While male and female pattern hair loss is completely normal, and is usually predetermined by your genetics, there are also some things that you can do to slow down this process or even regrow your hair after it has started thinning.

Odessia Benjamin, aesthetician and founder of Hollywood Glow Beauty Studio at 8 Hillview Avenue, explained to All Woman that the term used to describe male and female pattern hair loss is androgenetic alopecia.

“Androgenetic alopecia is characterised by a loss of hair from the scalp that follows a defined pattern,” she said. “It occurs in women as well as in men. It is caused by a shortening of the anagen (growth) phase and miniaturisation of the hair follicle which results in the formation of progressively thinner, shorter hair.”

She added: “As the name suggests, it involves action of the hormone androgen whose increased activity results in hair loss.”

Benjamin noted that many men and women may notice mild thinning of their hair starting in their 30s or 40s.

“Most hair loss is not associated with systemic or internal disease nor is poor diet a frequent factor,” she reassured. “Hair may simply thin as a result of predetermined genetic factors and the overall ageing process.”

While highlighting that medical diagnosis and treatment have proven to be the most effective way to combat hair loss, Benjamin gave these recommendations to help slow the process down.

Improve your diet

This is something you can do to slow down hair loss even before it begins. Getting the right nutrients will encourage hair growth. “Though the effect is minimal, improving one's diet can be beneficial in slowing down hair loss. Insufficient intake of vitamins, protein and other needed nutrients can inhibit the growth of healthy and strong hair shafts,” Benjamin said.

Reduce stress in your life

“Undergoing stress can alter the normal hair growth cycle causing the telogenic (resting) phase of the hair growth cycle to be prolonged. During this phase hair root shrivels and hair falls out,” the aesthetician pointed out. Mothers might also experience this type of hair loss shortly after giving birth because of the hormonal changes in the body (and dads too, because babies can be pretty stressful). Thankfully, if you lose your hair this way it usually grows back once the hair growth cycle returns to normal.

Wear protective styles

“Hairstyles can place pressure on hair strands and further damage hair follicles, resulting in hair loss,” Benjamin said. “Hairstyles such as tight braids and ponytails are not recommended.” Benjamin recommended that individuals maintain well-hydrated follicles and wear protective hairstyles which place less tension on hair follicles.

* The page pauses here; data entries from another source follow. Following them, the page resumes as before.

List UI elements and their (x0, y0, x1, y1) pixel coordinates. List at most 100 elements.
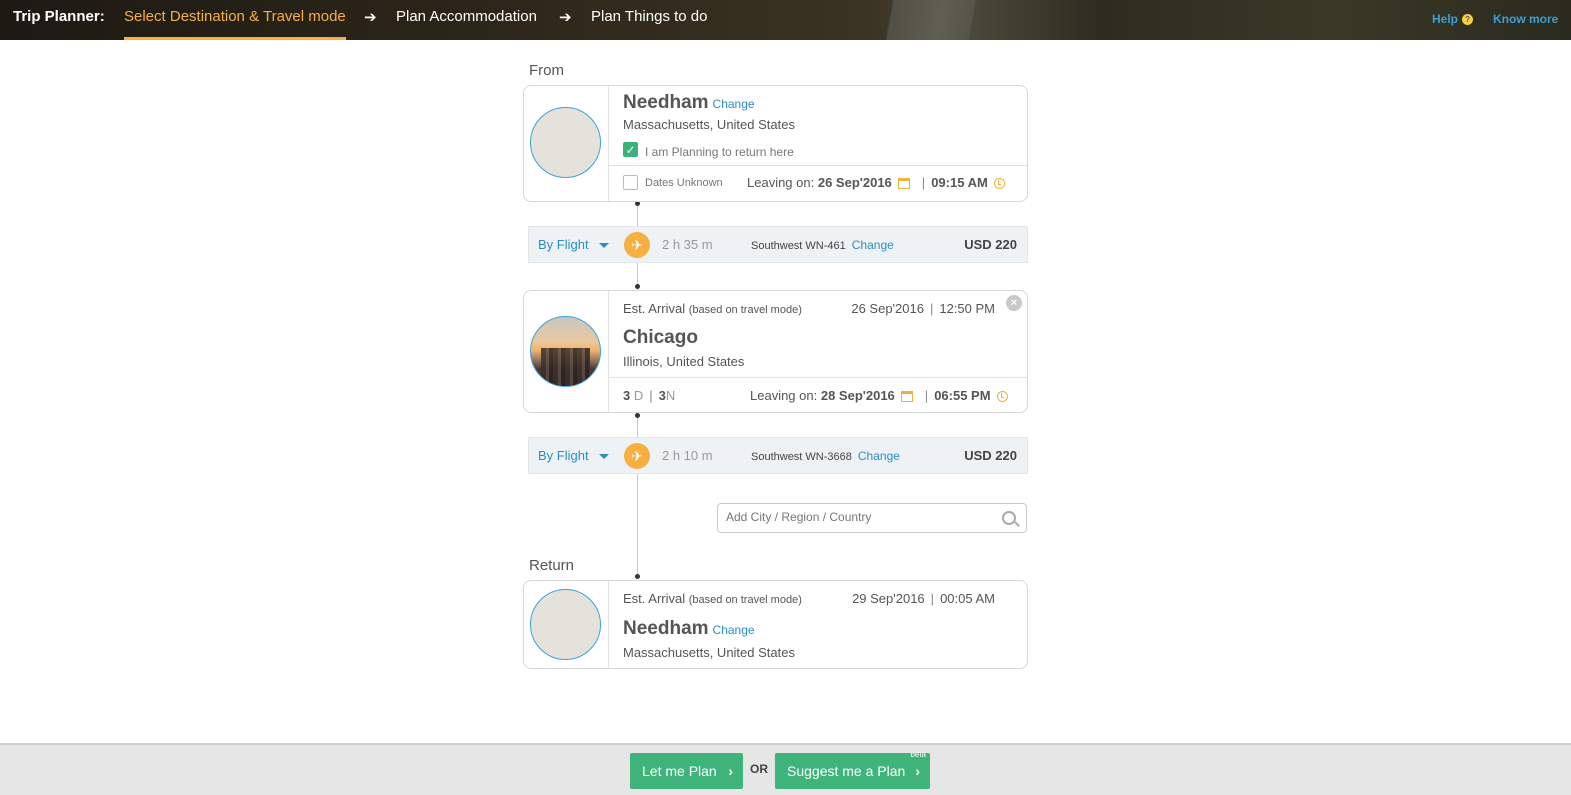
bottom-action-bar: Let me Plan › OR Suggest me a Plan beta › (0, 743, 1571, 795)
return-label: Return (529, 557, 575, 574)
calendar-icon[interactable] (897, 178, 910, 190)
flight-number: Southwest WN-3668 (751, 451, 852, 463)
step-plan-accommodation[interactable]: Plan Accommodation (396, 8, 537, 25)
step-plan-things-to-do[interactable]: Plan Things to do (591, 8, 707, 25)
suggest-plan-label: Suggest me a Plan (787, 763, 906, 779)
return-image-column (524, 581, 609, 668)
change-return-link[interactable]: Change (713, 623, 755, 637)
days-unit: D (633, 388, 644, 403)
suggest-plan-button[interactable]: Suggest me a Plan beta › (775, 750, 930, 789)
origin-region: Massachusetts, United States (623, 117, 795, 132)
est-arrival-datetime: 26 Sep'2016 | 12:50 PM (851, 301, 995, 316)
est-arrival-text: Est. Arrival (623, 301, 686, 316)
step-select-destination[interactable]: Select Destination & Travel mode (124, 8, 346, 25)
card-divider (609, 165, 1027, 166)
flight-info: Southwest WN-461 Change (751, 238, 894, 252)
timeline-dot (635, 284, 640, 289)
chevron-down-icon (598, 454, 609, 460)
flight-info: Southwest WN-3668 Change (751, 449, 900, 463)
destination-image-column (524, 291, 609, 412)
return-est-arrival-label: Est. Arrival (based on travel mode) (623, 591, 802, 606)
help-icon: ? (1462, 14, 1474, 26)
destination-leaving-info: Leaving on: 28 Sep'2016 | 06:55 PM (750, 388, 1008, 403)
travel-leg-1: By Flight ✈ 2 h 35 m Southwest WN-461 Cha… (528, 226, 1028, 263)
separator: | (924, 388, 929, 403)
separator: | (649, 388, 653, 403)
travel-price: USD 220 (964, 237, 1017, 252)
origin-leaving-date[interactable]: 26 Sep'2016 (818, 175, 892, 190)
chevron-right-icon: › (728, 763, 733, 779)
timeline-dot (635, 413, 640, 418)
add-city-search (717, 503, 1027, 533)
origin-leaving-time[interactable]: 09:15 AM (931, 175, 988, 190)
origin-image-column (524, 86, 609, 201)
dates-unknown-checkbox[interactable] (623, 175, 638, 190)
origin-city-name: Needham Change (623, 92, 755, 114)
change-origin-link[interactable]: Change (713, 97, 755, 111)
travel-duration: 2 h 35 m (662, 237, 713, 252)
est-arrival-note: (based on travel mode) (688, 594, 802, 606)
origin-leaving-info: Leaving on: 26 Sep'2016 | 09:15 AM (747, 175, 1005, 190)
destination-card: Est. Arrival (based on travel mode) 26 S… (523, 290, 1028, 413)
calendar-icon[interactable] (900, 391, 913, 403)
travel-mode-dropdown[interactable]: By Flight (538, 237, 609, 252)
timeline-dot (635, 574, 640, 579)
days-count: 3 (623, 388, 631, 403)
stay-duration[interactable]: 3 D | 3N (623, 388, 675, 403)
top-navigation-bar: Trip Planner: Select Destination & Trave… (0, 0, 1571, 40)
return-arrival-datetime: 29 Sep'2016 | 00:05 AM (852, 591, 995, 606)
active-step-underline (124, 37, 346, 40)
step-arrow-icon: ➔ (364, 9, 377, 26)
dates-unknown-label: Dates Unknown (645, 177, 723, 189)
return-region: Massachusetts, United States (623, 645, 795, 660)
card-divider (609, 377, 1027, 378)
step-arrow-icon: ➔ (559, 9, 572, 26)
clock-icon[interactable] (996, 391, 1008, 403)
destination-region: Illinois, United States (623, 354, 745, 369)
travel-mode-label: By Flight (538, 448, 589, 463)
or-label: OR (750, 762, 768, 776)
chevron-down-icon (598, 243, 609, 249)
origin-city-label: Needham (623, 92, 709, 113)
help-link[interactable]: Help? (1432, 12, 1474, 26)
return-here-checkbox[interactable]: ✓ (623, 142, 638, 157)
change-flight-link[interactable]: Change (858, 449, 900, 463)
search-icon[interactable] (1002, 511, 1016, 525)
travel-duration: 2 h 10 m (662, 448, 713, 463)
chevron-right-icon: › (915, 763, 920, 779)
separator: | (930, 591, 935, 606)
return-city-image (530, 589, 601, 660)
est-arrival-text: Est. Arrival (623, 591, 686, 606)
origin-card: Needham Change Massachusetts, United Stat… (523, 85, 1028, 202)
travel-price: USD 220 (964, 448, 1017, 463)
arrival-date: 29 Sep'2016 (852, 591, 925, 606)
flight-number: Southwest WN-461 (751, 240, 846, 252)
know-more-link[interactable]: Know more (1493, 12, 1558, 26)
travel-mode-dropdown[interactable]: By Flight (538, 448, 609, 463)
arrival-date: 26 Sep'2016 (851, 301, 924, 316)
est-arrival-note: (based on travel mode) (688, 304, 802, 316)
destination-city-image (530, 316, 601, 387)
separator: | (921, 175, 926, 190)
return-city-name: Needham Change (623, 618, 755, 640)
trip-planner-title: Trip Planner: (13, 8, 105, 25)
separator: | (929, 301, 934, 316)
add-city-input[interactable] (726, 510, 996, 524)
airplane-icon: ✈ (624, 232, 650, 258)
remove-destination-icon[interactable]: × (1006, 295, 1022, 311)
travel-mode-label: By Flight (538, 237, 589, 252)
origin-city-image (530, 107, 601, 178)
destination-leaving-time[interactable]: 06:55 PM (934, 388, 990, 403)
destination-leaving-date[interactable]: 28 Sep'2016 (821, 388, 895, 403)
clock-icon[interactable] (993, 178, 1005, 190)
airplane-icon: ✈ (624, 443, 650, 469)
travel-leg-2: By Flight ✈ 2 h 10 m Southwest WN-3668 Ch… (528, 437, 1028, 474)
leaving-label: Leaving on: (747, 175, 815, 190)
return-card: Est. Arrival (based on travel mode) 29 S… (523, 580, 1028, 669)
let-me-plan-button[interactable]: Let me Plan › (630, 753, 743, 789)
nights-unit: N (665, 388, 676, 403)
from-label: From (529, 62, 564, 79)
change-flight-link[interactable]: Change (852, 238, 894, 252)
destination-city-name: Chicago (623, 327, 698, 348)
nights-count: 3 (658, 388, 666, 403)
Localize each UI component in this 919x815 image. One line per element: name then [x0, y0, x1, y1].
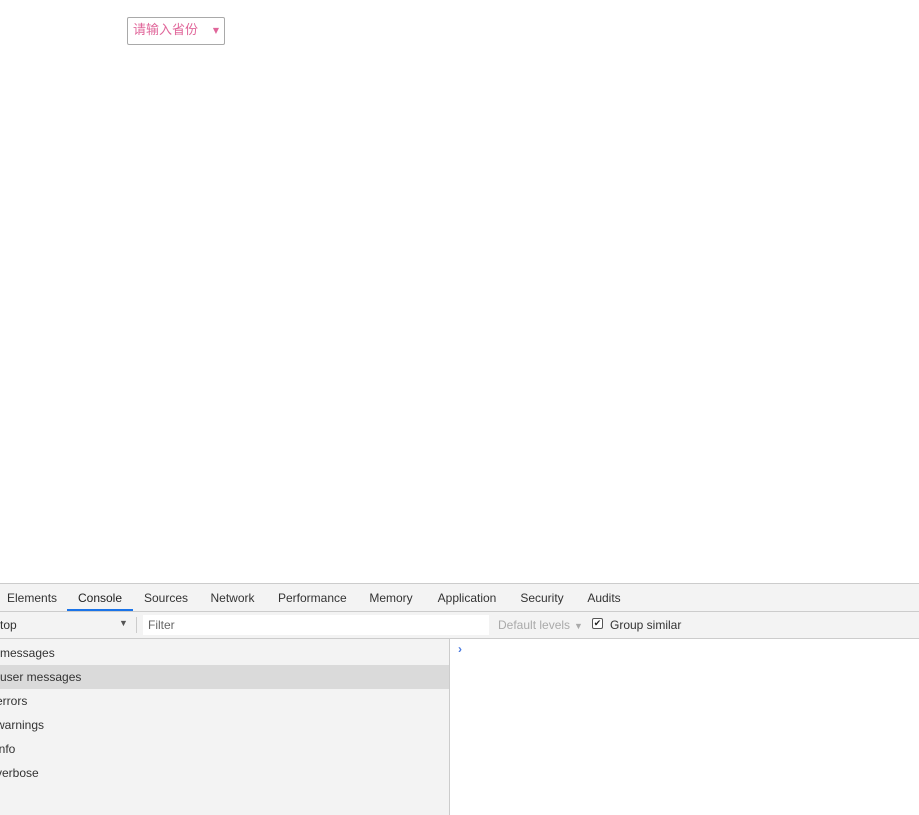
sidebar-item-label: errors: [0, 694, 28, 708]
log-levels-label: Default levels: [498, 618, 571, 632]
context-selector[interactable]: top: [0, 618, 17, 632]
tab-application[interactable]: Application: [436, 584, 498, 611]
tab-sources[interactable]: Sources: [144, 584, 188, 611]
sidebar-item-errors[interactable]: errors: [0, 689, 449, 713]
province-select-value: 请输入省份: [133, 23, 199, 38]
group-similar-checkbox[interactable]: ✔: [592, 618, 603, 629]
sidebar-item-label: verbose: [0, 766, 39, 780]
context-dropdown-icon[interactable]: ▼: [119, 618, 128, 628]
sidebar-item-messages[interactable]: messages: [0, 641, 449, 665]
tab-console[interactable]: Console: [67, 584, 133, 611]
toolbar-divider: [136, 617, 137, 633]
sidebar-item-verbose[interactable]: verbose: [0, 761, 449, 785]
tab-elements[interactable]: Elements: [7, 584, 57, 611]
devtools-panel: Elements Console Sources Network Perform…: [0, 583, 919, 815]
console-filter-input[interactable]: [143, 615, 489, 635]
sidebar-item-warnings[interactable]: warnings: [0, 713, 449, 737]
tab-audits[interactable]: Audits: [586, 584, 622, 611]
tab-memory[interactable]: Memory: [368, 584, 414, 611]
group-similar-label[interactable]: Group similar: [610, 618, 681, 632]
console-output[interactable]: ›: [450, 639, 919, 815]
tab-security[interactable]: Security: [520, 584, 564, 611]
levels-dropdown-icon: ▼: [574, 621, 583, 631]
sidebar-item-user-messages[interactable]: user messages: [0, 665, 449, 689]
tab-network[interactable]: Network: [209, 584, 256, 611]
sidebar-item-info[interactable]: info: [0, 737, 449, 761]
console-toolbar: top ▼ Default levels▼ ✔ Group similar: [0, 612, 919, 639]
province-select[interactable]: 请输入省份 ▼: [127, 17, 225, 45]
tab-performance[interactable]: Performance: [278, 584, 347, 611]
log-levels-dropdown[interactable]: Default levels ▼: [498, 618, 583, 632]
console-prompt-icon: ›: [458, 642, 462, 656]
sidebar-item-label: user messages: [0, 670, 82, 684]
devtools-tabbar: Elements Console Sources Network Perform…: [0, 584, 919, 612]
sidebar-item-label: messages: [0, 646, 55, 660]
console-sidebar: messages user messages errors warnings i…: [0, 639, 450, 815]
sidebar-item-label: info: [0, 742, 16, 756]
dropdown-arrow-icon: ▼: [212, 26, 219, 35]
sidebar-item-label: warnings: [0, 718, 45, 732]
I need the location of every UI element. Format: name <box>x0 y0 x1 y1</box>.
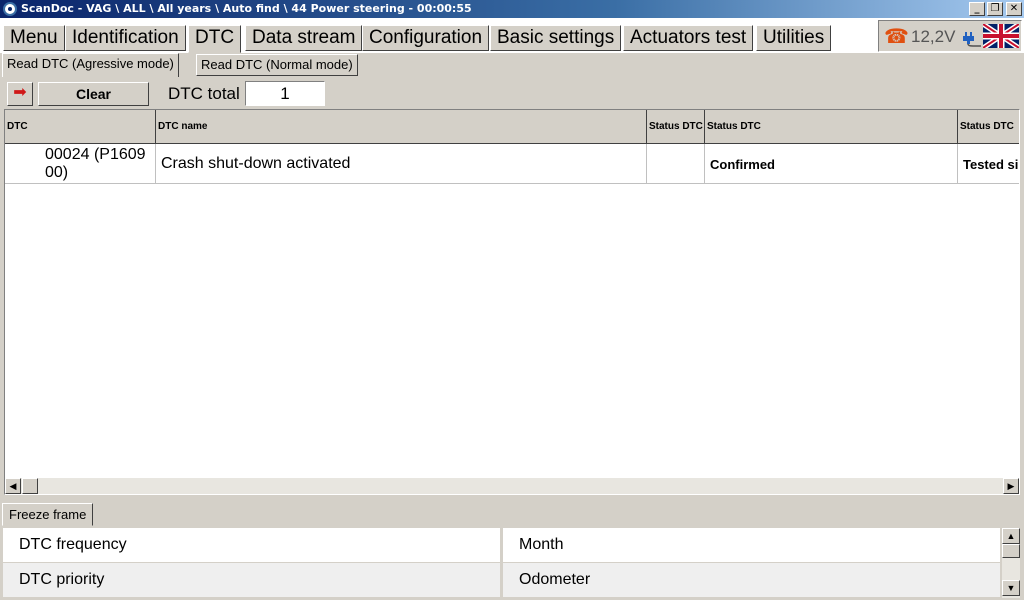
window-title: ScanDoc - VAG \ ALL \ All years \ Auto f… <box>21 2 472 15</box>
horizontal-scrollbar[interactable]: ◀ ▶ <box>5 478 1019 494</box>
scroll-down-icon[interactable]: ▼ <box>1002 580 1020 596</box>
freeze-frame-panel: DTC frequency Month DTC priority Odomete… <box>2 526 1022 598</box>
tab-read-dtc-aggressive[interactable]: Read DTC (Agressive mode) <box>2 53 179 77</box>
field-odometer: Odometer <box>503 563 1000 597</box>
maximize-button[interactable]: ❐ <box>987 2 1003 16</box>
status-cell-1 <box>647 144 705 184</box>
column-header-dtc-name[interactable]: DTC name <box>156 110 647 144</box>
app-icon <box>3 2 17 16</box>
status-panel: ☎ 12,2V <box>878 20 1022 52</box>
dtc-code-line1: 00024 (P1609 <box>45 146 146 163</box>
vertical-scroll-thumb[interactable] <box>1002 544 1020 558</box>
column-header-dtc[interactable]: DTC <box>5 110 156 144</box>
dtc-code-cell: 00024 (P1609 00) <box>5 144 156 184</box>
tab-menu[interactable]: Menu <box>3 25 65 51</box>
plug-icon <box>963 32 981 47</box>
vertical-scrollbar[interactable]: ▲ ▼ <box>1002 528 1020 598</box>
phone-icon: ☎ <box>884 26 909 48</box>
table-header: DTC DTC name Status DTC Status DTC Statu… <box>5 110 1019 144</box>
tab-configuration[interactable]: Configuration <box>362 25 490 51</box>
title-bar: ScanDoc - VAG \ ALL \ All years \ Auto f… <box>0 0 1024 18</box>
dtc-subtabs: Read DTC (Agressive mode) Read DTC (Norm… <box>0 53 1024 77</box>
tab-actuators-test[interactable]: Actuators test <box>623 25 754 51</box>
arrow-right-icon[interactable]: ➡ <box>7 82 33 106</box>
scroll-right-icon[interactable]: ▶ <box>1003 478 1019 494</box>
tab-utilities[interactable]: Utilities <box>756 25 832 51</box>
minimize-button[interactable]: _ <box>969 2 985 16</box>
field-month: Month <box>503 528 1000 562</box>
uk-flag-icon[interactable] <box>983 24 1019 48</box>
field-dtc-priority: DTC priority <box>3 563 500 597</box>
main-menu-bar: Menu Identification DTC Data stream Conf… <box>0 18 1024 53</box>
column-header-status-3[interactable]: Status DTC <box>958 110 1019 144</box>
status-cell-3: Tested si <box>963 156 1019 172</box>
battery-voltage: 12,2V <box>911 27 956 46</box>
dtc-toolbar: ➡ Clear DTC total 1 <box>0 77 1024 108</box>
tab-freeze-frame[interactable]: Freeze frame <box>2 503 94 526</box>
close-button[interactable]: ✕ <box>1006 2 1022 16</box>
dtc-name-cell: Crash shut-down activated <box>156 144 647 184</box>
table-row[interactable]: 00024 (P1609 00) Crash shut-down activat… <box>5 144 1019 184</box>
tab-data-stream[interactable]: Data stream <box>245 25 363 51</box>
dtc-total-label: DTC total <box>168 84 240 103</box>
horizontal-scroll-thumb[interactable] <box>22 478 38 494</box>
dtc-table: DTC DTC name Status DTC Status DTC Statu… <box>4 109 1020 495</box>
scroll-up-icon[interactable]: ▲ <box>1002 528 1020 544</box>
scroll-left-icon[interactable]: ◀ <box>5 478 21 494</box>
column-header-status-1[interactable]: Status DTC <box>647 110 705 144</box>
tab-dtc[interactable]: DTC <box>188 25 242 53</box>
tab-identification[interactable]: Identification <box>65 25 186 51</box>
tab-read-dtc-normal[interactable]: Read DTC (Normal mode) <box>196 54 358 76</box>
tab-basic-settings[interactable]: Basic settings <box>490 25 622 51</box>
dtc-code-line2: 00) <box>45 164 69 181</box>
dtc-total-field: 1 <box>245 81 325 106</box>
status-cell-2: Confirmed <box>705 144 958 184</box>
clear-button[interactable]: Clear <box>38 82 149 106</box>
column-header-status-2[interactable]: Status DTC <box>705 110 958 144</box>
field-dtc-frequency: DTC frequency <box>3 528 500 562</box>
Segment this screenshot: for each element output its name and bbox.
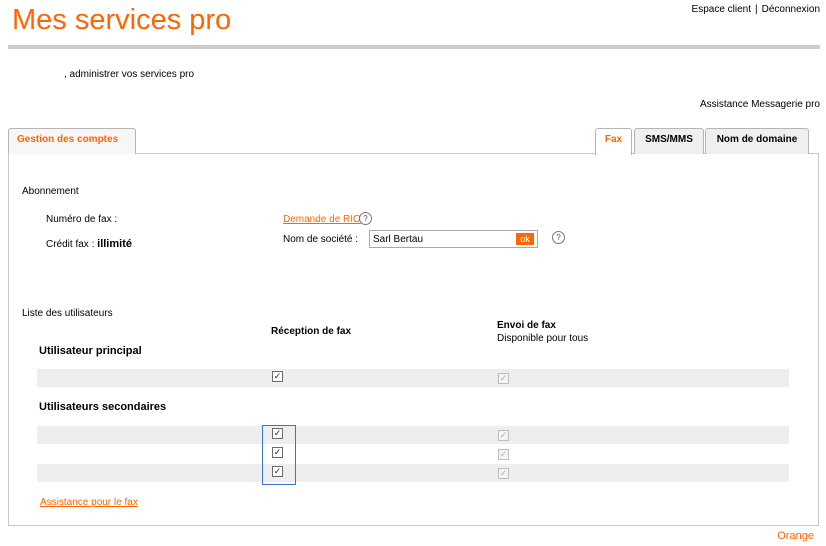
top-links: Espace client | Déconnexion [692, 4, 820, 15]
tab-fax[interactable]: Fax [595, 128, 632, 155]
envoi-column-header: Envoi de fax [497, 320, 556, 331]
abonnement-title: Abonnement [22, 186, 79, 197]
greeting-text: , administrer vos services pro [64, 69, 195, 80]
envoi-column-subheader: Disponible pour tous [497, 333, 589, 344]
ok-button[interactable]: ok [516, 233, 534, 245]
assistance-messagerie-area: Assistance Messagerie pro [700, 99, 820, 110]
top-links-separator: | [755, 4, 758, 15]
secondary-user-row-1 [37, 426, 789, 444]
secondary-user-row-3 [37, 464, 789, 482]
secondary-3-envoi-checkbox: ✓ [498, 468, 509, 479]
espace-client-link[interactable]: Espace client [692, 4, 751, 15]
company-name-input[interactable] [373, 232, 513, 246]
secondary-user-row-2 [37, 445, 789, 463]
principal-envoi-checkbox: ✓ [498, 373, 509, 384]
footer-orange-link[interactable]: Orange [777, 530, 814, 542]
principal-user-row [37, 369, 789, 387]
secondary-users-heading: Utilisateurs secondaires [39, 401, 167, 413]
tab-gestion-des-comptes[interactable]: Gestion des comptes [8, 128, 136, 154]
help-rio-icon[interactable]: ? [359, 212, 372, 225]
company-field-wrapper: ok [369, 230, 538, 248]
tab-sms-mms[interactable]: SMS/MMS [634, 128, 704, 154]
tab-nom-de-domaine[interactable]: Nom de domaine [705, 128, 809, 154]
page-title: Mes services pro [12, 4, 232, 36]
principal-reception-checkbox[interactable]: ✓ [272, 371, 283, 382]
secondary-1-envoi-checkbox: ✓ [498, 430, 509, 441]
assistance-fax-link[interactable]: Assistance pour le fax [40, 497, 138, 508]
demande-rio-link[interactable]: Demande de RIO [283, 214, 361, 225]
header-divider [8, 45, 820, 49]
assistance-messagerie-link[interactable]: Assistance Messagerie pro [700, 99, 820, 110]
help-societe-icon[interactable]: ? [552, 231, 565, 244]
users-list-title: Liste des utilisateurs [22, 308, 113, 319]
credit-fax-value: illimité [97, 238, 132, 250]
credit-fax-label: Crédit fax : illimité [46, 238, 132, 250]
reception-checkbox-focus-frame [262, 425, 296, 485]
reception-column-header: Réception de fax [271, 326, 352, 337]
nom-societe-label: Nom de société : [283, 234, 359, 245]
secondary-2-envoi-checkbox: ✓ [498, 449, 509, 460]
deconnexion-link[interactable]: Déconnexion [762, 4, 820, 15]
numero-fax-label: Numéro de fax : [46, 214, 118, 225]
credit-fax-label-text: Crédit fax : [46, 239, 95, 250]
principal-user-heading: Utilisateur principal [39, 345, 142, 357]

Avoid harmful hair products

“Certain products which we use to care for our hair are actually doing more harm than good,” Benjamin warned. “One should avoid using hair care products which contains the following ingredients: propylene glycol, diethanolamine, sodium lauryl sulphate and parabens.” She recommended that you try as best as possible to use only natural hair care products which do not contain these harmful ingredients.

Medical treatment

“Ultimately, medications and platelet rich plasma treatments have been proven to be most effective in treating hair loss,” the aesthetician said. “Medications such as iron tablets, anti-androgens and Rogaine are often prescribed. One may see significant improvement after two months.”

She was quick to point out, however, that hair loss will continue once treatment is discontinued.